The result of this, he says, is that they can become "very bitter and twisted when they don't make it".
"We live in this instant society. Everybody needs to be at the top. Only one person can be chief executive. I worked in an organisation which employed 100,000 people. That means 99,999 are not going to be chief executive."
Not everyone has the leadership gene, he argues, and large companies need to find a way of making those who don't get to the top feel more valued.
He is also concerned about the apparent collapse in social mobility in the UK. It is a complaint that can be regularly heard in the US and around Europe. Young people have a "greater sense of entitlement" now and are less willing to make sacrifices, or move around the country, to further their career, he says.
"A lot of them are narrowing their own horizons. It is the more comfortable world we live in today."
Ian Payne is also frustrated by what he sees as the lack of ambition among some young people. The chairman of Stonegate, one of the UK's biggest pub groups, which counts Slug and Lettuce and Yates's among its brands, started out pulling pints in a Maidstone pub.
Payne cheerfully admits to being biased towards people who started at the bottom, like him. He has made sure there is a giant map on the break room wall at each of the 460 pubs in the group, showing how it is possible to climb the corporate ladder.
He speaks with pride of a 27-year-old he met recently at one of his pubs. She started out working part time behind a bar while studying English at Edinburgh University, and, like him, fell in love with the trade and is now an area manager.
On the other hand, he adds: "There is a guy who's been working for us for six years and is still in the same job. He has a double first in mathematics so he is obviously very bright.
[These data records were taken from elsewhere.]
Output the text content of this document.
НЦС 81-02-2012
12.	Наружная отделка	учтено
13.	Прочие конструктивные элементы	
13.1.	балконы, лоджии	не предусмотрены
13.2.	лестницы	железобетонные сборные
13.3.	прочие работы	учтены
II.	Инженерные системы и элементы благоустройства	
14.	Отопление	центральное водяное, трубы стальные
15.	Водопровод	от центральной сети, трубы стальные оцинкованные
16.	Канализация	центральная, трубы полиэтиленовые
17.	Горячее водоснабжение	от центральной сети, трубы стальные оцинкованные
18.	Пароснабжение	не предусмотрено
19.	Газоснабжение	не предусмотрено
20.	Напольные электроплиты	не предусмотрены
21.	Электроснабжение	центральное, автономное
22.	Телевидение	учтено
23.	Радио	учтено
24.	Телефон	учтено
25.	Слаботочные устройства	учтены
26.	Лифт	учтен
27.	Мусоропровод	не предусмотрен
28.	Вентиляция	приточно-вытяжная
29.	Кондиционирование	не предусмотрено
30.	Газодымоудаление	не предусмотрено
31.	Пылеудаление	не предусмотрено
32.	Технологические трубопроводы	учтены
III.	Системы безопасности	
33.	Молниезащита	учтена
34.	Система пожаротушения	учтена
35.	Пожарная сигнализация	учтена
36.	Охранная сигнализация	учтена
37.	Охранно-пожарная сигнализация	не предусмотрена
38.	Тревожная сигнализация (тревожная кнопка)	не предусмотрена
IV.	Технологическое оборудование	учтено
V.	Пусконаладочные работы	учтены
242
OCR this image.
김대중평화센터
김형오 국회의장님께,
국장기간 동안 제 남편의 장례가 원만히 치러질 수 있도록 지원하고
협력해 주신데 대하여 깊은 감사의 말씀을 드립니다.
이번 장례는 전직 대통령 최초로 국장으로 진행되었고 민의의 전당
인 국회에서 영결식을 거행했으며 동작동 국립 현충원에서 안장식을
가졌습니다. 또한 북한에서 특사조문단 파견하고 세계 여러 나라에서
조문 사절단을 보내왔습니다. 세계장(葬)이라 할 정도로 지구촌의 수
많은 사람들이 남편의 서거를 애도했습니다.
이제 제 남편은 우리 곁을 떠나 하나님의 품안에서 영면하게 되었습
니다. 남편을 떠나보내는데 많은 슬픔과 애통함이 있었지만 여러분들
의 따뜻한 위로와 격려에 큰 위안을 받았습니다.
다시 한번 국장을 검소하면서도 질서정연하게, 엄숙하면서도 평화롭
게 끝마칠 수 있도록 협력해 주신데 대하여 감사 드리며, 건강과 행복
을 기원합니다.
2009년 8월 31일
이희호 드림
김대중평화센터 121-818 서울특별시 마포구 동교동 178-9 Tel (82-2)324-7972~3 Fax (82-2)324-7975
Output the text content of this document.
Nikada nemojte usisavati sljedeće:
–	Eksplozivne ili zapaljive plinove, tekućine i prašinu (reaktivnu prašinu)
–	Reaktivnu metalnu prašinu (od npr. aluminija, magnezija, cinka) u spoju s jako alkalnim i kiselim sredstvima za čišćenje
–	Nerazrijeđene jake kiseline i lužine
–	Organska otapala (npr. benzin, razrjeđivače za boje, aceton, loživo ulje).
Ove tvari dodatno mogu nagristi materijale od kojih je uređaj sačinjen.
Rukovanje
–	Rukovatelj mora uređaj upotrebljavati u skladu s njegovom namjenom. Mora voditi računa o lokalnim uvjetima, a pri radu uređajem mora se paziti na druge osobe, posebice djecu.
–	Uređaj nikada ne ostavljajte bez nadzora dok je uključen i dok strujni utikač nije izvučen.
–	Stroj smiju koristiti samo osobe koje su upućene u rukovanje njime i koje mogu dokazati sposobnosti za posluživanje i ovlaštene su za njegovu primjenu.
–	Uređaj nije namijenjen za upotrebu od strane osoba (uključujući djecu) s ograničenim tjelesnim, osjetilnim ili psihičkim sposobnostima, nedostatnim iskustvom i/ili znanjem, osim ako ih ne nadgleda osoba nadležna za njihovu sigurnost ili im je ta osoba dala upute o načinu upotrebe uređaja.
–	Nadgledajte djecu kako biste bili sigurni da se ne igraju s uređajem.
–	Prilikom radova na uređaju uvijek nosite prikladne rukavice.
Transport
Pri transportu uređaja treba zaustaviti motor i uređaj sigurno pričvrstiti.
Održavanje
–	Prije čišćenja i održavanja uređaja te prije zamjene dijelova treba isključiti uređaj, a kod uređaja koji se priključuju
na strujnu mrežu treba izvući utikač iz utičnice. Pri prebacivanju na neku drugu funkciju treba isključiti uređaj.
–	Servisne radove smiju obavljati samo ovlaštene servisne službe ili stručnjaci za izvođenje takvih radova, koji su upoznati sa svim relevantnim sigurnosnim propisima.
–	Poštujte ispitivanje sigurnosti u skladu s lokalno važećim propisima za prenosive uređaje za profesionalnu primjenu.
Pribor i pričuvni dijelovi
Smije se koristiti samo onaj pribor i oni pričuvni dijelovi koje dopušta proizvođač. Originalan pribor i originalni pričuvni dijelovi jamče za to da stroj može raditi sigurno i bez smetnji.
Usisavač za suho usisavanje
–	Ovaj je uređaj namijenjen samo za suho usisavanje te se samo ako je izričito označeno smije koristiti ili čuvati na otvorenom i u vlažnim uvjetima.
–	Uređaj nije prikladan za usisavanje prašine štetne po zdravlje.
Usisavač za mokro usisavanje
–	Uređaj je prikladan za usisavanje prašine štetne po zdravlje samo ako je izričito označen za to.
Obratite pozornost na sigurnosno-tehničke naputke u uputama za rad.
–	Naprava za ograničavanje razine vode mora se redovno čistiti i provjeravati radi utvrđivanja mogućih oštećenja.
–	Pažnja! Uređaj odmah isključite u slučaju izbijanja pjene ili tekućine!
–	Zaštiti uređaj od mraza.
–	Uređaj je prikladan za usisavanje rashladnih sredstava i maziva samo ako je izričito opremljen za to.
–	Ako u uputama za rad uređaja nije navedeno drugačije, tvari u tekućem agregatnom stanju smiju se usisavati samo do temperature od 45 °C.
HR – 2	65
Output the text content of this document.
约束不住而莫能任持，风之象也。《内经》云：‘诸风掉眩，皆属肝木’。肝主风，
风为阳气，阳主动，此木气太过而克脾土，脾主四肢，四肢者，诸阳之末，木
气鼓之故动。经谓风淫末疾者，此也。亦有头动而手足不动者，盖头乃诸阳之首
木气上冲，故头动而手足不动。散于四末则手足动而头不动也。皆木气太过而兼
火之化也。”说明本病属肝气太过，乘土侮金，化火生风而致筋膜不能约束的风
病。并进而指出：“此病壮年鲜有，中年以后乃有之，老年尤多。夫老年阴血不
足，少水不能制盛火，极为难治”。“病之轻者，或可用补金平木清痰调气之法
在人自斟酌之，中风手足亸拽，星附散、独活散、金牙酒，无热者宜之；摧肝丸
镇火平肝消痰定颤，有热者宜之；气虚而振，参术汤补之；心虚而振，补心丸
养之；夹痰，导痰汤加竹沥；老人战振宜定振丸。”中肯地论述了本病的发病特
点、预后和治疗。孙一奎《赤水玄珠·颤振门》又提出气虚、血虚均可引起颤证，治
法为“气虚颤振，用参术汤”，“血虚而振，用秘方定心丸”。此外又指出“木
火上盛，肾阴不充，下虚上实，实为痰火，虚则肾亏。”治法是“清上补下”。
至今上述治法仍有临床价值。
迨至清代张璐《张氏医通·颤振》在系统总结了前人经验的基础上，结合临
I told him he needed a bloody good kick up the arse."
Payne believes that far from being a dying breed, bosses who work their way up from the shop floor will become increasingly common as fewer people opt to go into higher education.
Successive governments have spoken of the need to improve the status of vocational qualifications and increase the number of apprenticeships.
But it is the attitude of individual companies, and their willingness to train and mentor their staff - rather than treating them as expendable commodities - that can make all the difference.